Lluvia como corresponde: desde ese momento cayeron las lluvias como corresponde.
El pedido de detener la lluvia:
Cayeron las lluvias hasta que Israel se vio obligado a dejar la parte habitual de Jerusalén y subir al Monte del Templo, que era un lugar más elevado. Vinieron y le dijeron: así como rezaste para que cayeran las lluvias, así reza para que se vayan. Les dijo: salgan y vean si se ha cubierto la Piedra de los Perdidos, una piedra que estaba en un lugar alto de Jerusalén, sobre la cual se paraba quien había perdido un objeto para anunciar su pérdida. Y ciertamente es una expresión hiperbólica, pues jamás se cubriría esa piedra; solo que quiso expresarles que aquello no habría de ocurrir, y que él no reza por la lluvia excesiva.
La Guemará completa lo que sucedió en aquel momento: les dijo, tengo por tradición que no se reza por el exceso de bien.
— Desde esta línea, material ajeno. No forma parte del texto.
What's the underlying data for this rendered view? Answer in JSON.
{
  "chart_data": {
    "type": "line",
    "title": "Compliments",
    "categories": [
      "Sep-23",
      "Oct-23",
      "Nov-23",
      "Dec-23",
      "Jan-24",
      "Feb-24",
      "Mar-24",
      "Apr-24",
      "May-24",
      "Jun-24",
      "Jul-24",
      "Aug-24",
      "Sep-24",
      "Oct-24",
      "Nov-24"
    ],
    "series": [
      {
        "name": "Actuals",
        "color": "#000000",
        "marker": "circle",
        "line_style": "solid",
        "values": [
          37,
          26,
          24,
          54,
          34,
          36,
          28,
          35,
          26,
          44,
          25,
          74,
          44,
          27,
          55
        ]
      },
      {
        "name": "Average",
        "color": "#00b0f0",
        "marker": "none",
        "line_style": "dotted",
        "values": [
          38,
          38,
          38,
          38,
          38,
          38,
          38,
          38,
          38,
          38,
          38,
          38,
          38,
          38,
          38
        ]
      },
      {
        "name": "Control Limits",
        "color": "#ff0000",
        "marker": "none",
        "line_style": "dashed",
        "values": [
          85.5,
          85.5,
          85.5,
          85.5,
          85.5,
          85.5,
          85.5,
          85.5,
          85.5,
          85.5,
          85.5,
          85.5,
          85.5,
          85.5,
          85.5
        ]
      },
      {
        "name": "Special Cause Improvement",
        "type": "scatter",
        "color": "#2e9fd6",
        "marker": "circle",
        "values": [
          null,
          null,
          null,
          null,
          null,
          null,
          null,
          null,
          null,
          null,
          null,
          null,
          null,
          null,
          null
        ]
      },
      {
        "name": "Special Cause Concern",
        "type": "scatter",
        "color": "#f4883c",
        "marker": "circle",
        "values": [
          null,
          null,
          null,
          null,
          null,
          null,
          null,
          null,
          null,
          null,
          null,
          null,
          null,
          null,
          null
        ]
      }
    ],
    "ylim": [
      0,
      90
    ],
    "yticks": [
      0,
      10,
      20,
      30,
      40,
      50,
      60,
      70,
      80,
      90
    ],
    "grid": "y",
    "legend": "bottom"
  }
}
Les dijo: tráiganme un toro de agradecimiento, un buey que ofreceremos como korbán todá. Se lo trajeron ante él, apoyó sobre él sus dos manos y dijo: Amo del mundo, tu pueblo Israel, que sacaste de Egipto, no puede soportar ni el exceso de bien ni el exceso de castigo. Sea tu voluntad detener las lluvias y que haya alivio en el mundo. De inmediato sopló un viento, dispersó las nubes y brilló el sol.
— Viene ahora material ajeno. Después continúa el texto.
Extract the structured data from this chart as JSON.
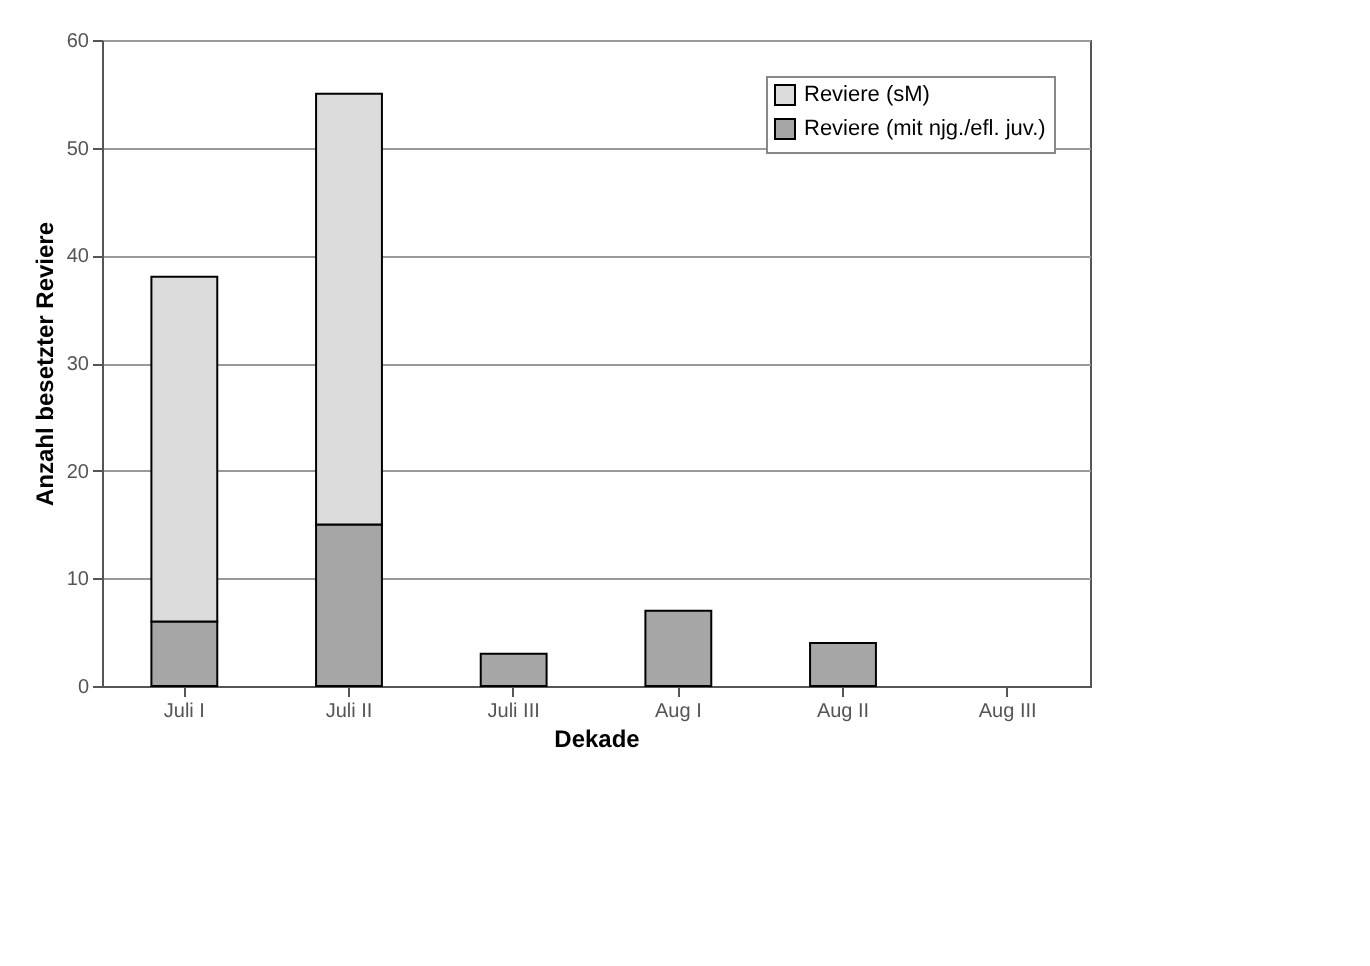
{
  "chart_data": {
    "type": "bar",
    "stacked": true,
    "xlabel": "Dekade",
    "ylabel": "Anzahl besetzter Reviere",
    "categories": [
      "Juli I",
      "Juli II",
      "Juli III",
      "Aug I",
      "Aug II",
      "Aug III"
    ],
    "series": [
      {
        "name": "Reviere (mit njg./efl. juv.)",
        "color": "#a6a6a6",
        "values": [
          6,
          15,
          3,
          7,
          4,
          0
        ]
      },
      {
        "name": "Reviere (sM)",
        "color": "#dcdcdc",
        "values": [
          32,
          40,
          0,
          0,
          0,
          0
        ]
      }
    ],
    "ylim": [
      0,
      60
    ],
    "yticks": [
      0,
      10,
      20,
      30,
      40,
      50,
      60
    ],
    "grid": "y",
    "legend": "top right"
  }
}
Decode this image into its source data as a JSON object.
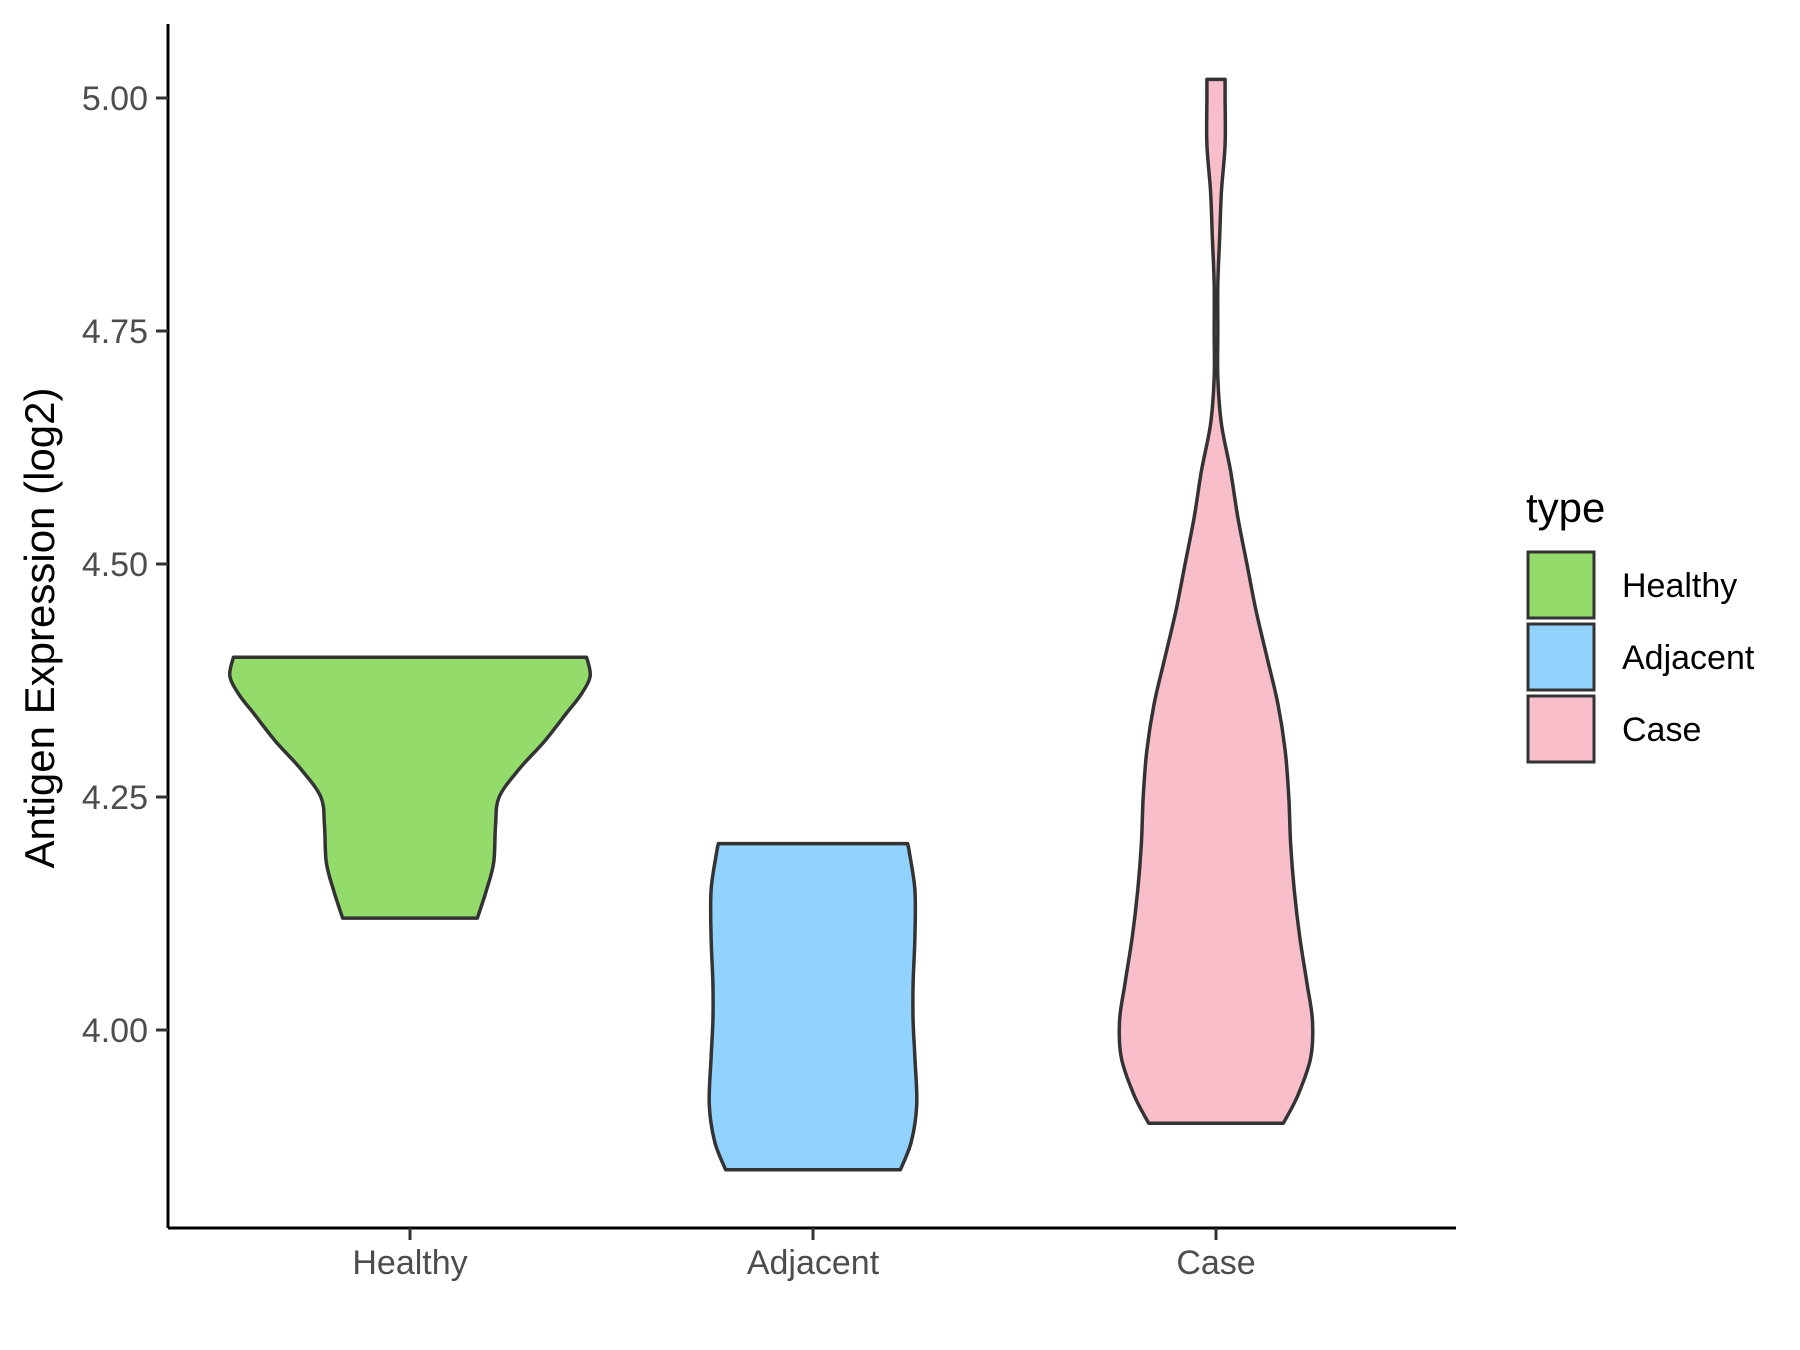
{
  "chart_data": {
    "type": "violin",
    "title": "",
    "xlabel": "",
    "ylabel": "Antigen Expression (log2)",
    "ylim": [
      3.83,
      5.08
    ],
    "yticks": [
      4.0,
      4.25,
      4.5,
      4.75,
      5.0
    ],
    "ytick_labels": [
      "4.00",
      "4.25",
      "4.50",
      "4.75",
      "5.00"
    ],
    "grid": false,
    "categories": [
      "Healthy",
      "Adjacent",
      "Case"
    ],
    "series": [
      {
        "name": "Healthy",
        "color": "#93DB6A",
        "min": 4.12,
        "max": 4.4,
        "density": [
          [
            4.12,
            0.37
          ],
          [
            4.15,
            0.42
          ],
          [
            4.18,
            0.46
          ],
          [
            4.22,
            0.47
          ],
          [
            4.25,
            0.49
          ],
          [
            4.28,
            0.6
          ],
          [
            4.31,
            0.74
          ],
          [
            4.34,
            0.86
          ],
          [
            4.36,
            0.94
          ],
          [
            4.38,
            0.99
          ],
          [
            4.4,
            0.97
          ]
        ]
      },
      {
        "name": "Adjacent",
        "color": "#92D2FF",
        "min": 3.85,
        "max": 4.2,
        "density": [
          [
            3.85,
            0.48
          ],
          [
            3.88,
            0.54
          ],
          [
            3.92,
            0.57
          ],
          [
            3.97,
            0.56
          ],
          [
            4.01,
            0.55
          ],
          [
            4.05,
            0.55
          ],
          [
            4.1,
            0.56
          ],
          [
            4.15,
            0.56
          ],
          [
            4.19,
            0.53
          ],
          [
            4.2,
            0.52
          ]
        ]
      },
      {
        "name": "Case",
        "color": "#F8BFCB",
        "min": 3.9,
        "max": 5.02,
        "density": [
          [
            3.9,
            0.37
          ],
          [
            3.93,
            0.45
          ],
          [
            3.97,
            0.52
          ],
          [
            4.01,
            0.53
          ],
          [
            4.05,
            0.5
          ],
          [
            4.1,
            0.46
          ],
          [
            4.15,
            0.43
          ],
          [
            4.2,
            0.41
          ],
          [
            4.25,
            0.4
          ],
          [
            4.3,
            0.38
          ],
          [
            4.35,
            0.34
          ],
          [
            4.4,
            0.28
          ],
          [
            4.45,
            0.22
          ],
          [
            4.5,
            0.17
          ],
          [
            4.55,
            0.12
          ],
          [
            4.6,
            0.08
          ],
          [
            4.65,
            0.03
          ],
          [
            4.7,
            0.01
          ],
          [
            4.75,
            0.01
          ],
          [
            4.8,
            0.01
          ],
          [
            4.85,
            0.02
          ],
          [
            4.9,
            0.03
          ],
          [
            4.95,
            0.05
          ],
          [
            5.0,
            0.05
          ],
          [
            5.02,
            0.05
          ]
        ]
      }
    ],
    "legend": {
      "title": "type",
      "position": "right",
      "entries": [
        "Healthy",
        "Adjacent",
        "Case"
      ]
    }
  }
}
La reacción de Shimón ben Shataj:
Después del hecho le dijo Shimón ben Shataj, que estaba al frente del Sanhedrín: si no fueras Joní, decretaría contra ti un jérem por la osadía con que te condujiste al hablar con el Santo, Bendito Sea. Pero, ¿qué haré contigo, que te haces el mimado ante el Omnipresente y Él cumple tu voluntad, como el hijo que se hace el mimado ante su padre y su padre cumple su voluntad? Sobre ti dice el versículo en Mishlé: "Se alegrará tu padre y tu madre, y se regocijará la que te dio a luz".
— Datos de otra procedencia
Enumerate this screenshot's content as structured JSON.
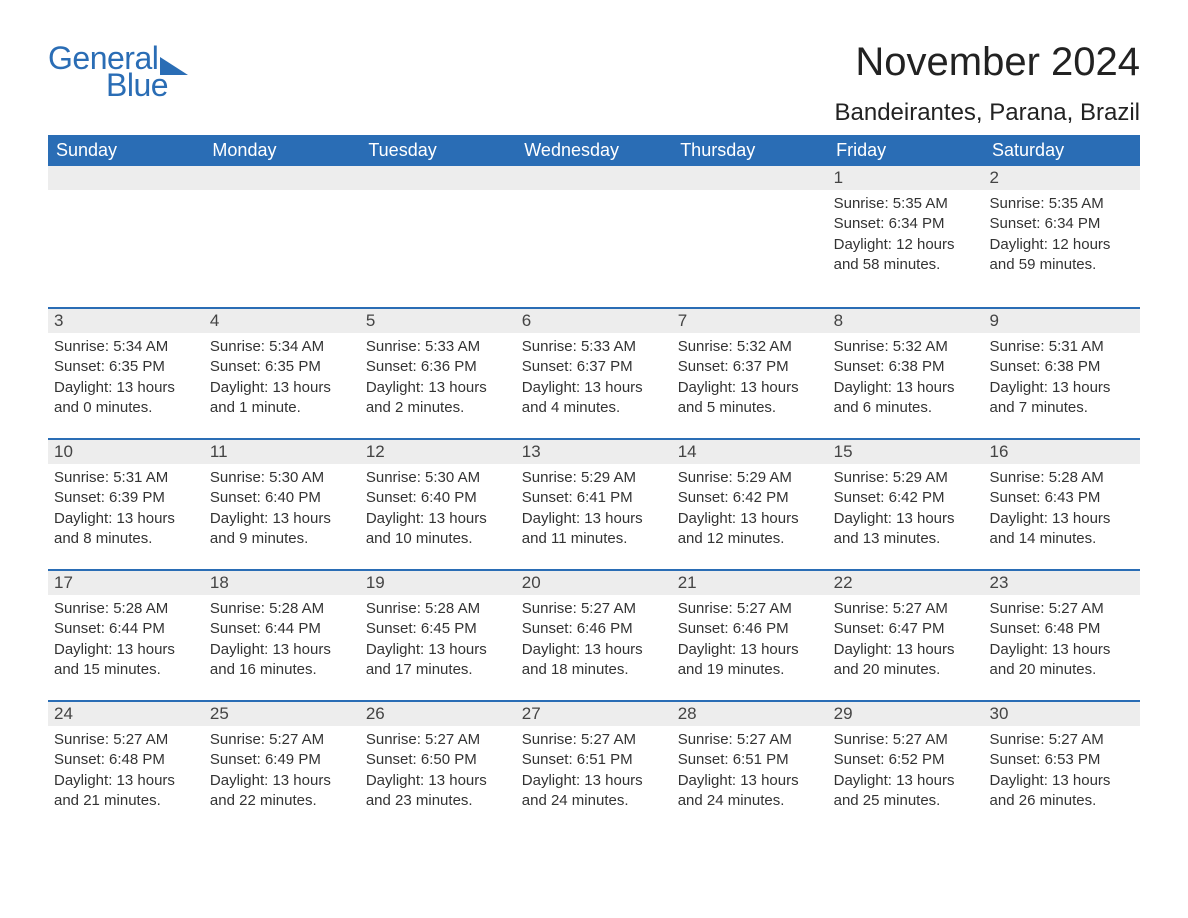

En resumen: en esta mishná aprendimos que por toda desgracia que viene sobre la comunidad se toca el shofar, excepto por la lluvia excesiva, pues no se reza por el exceso de bien. Nos detuvimos en el relato de Joní HaMeaguel, que trazó un círculo y se paró dentro de él hasta ser respondido, en las tres etapas de la caída de la lluvia, en su negativa a rezar para detenerla hasta que trajo un toro de agradecimiento y apoyó sobre él sus manos, y en las palabras de Shimón ben Shataj acerca de aquel hijo que se hace el mimado ante su padre y su padre cumple su voluntad.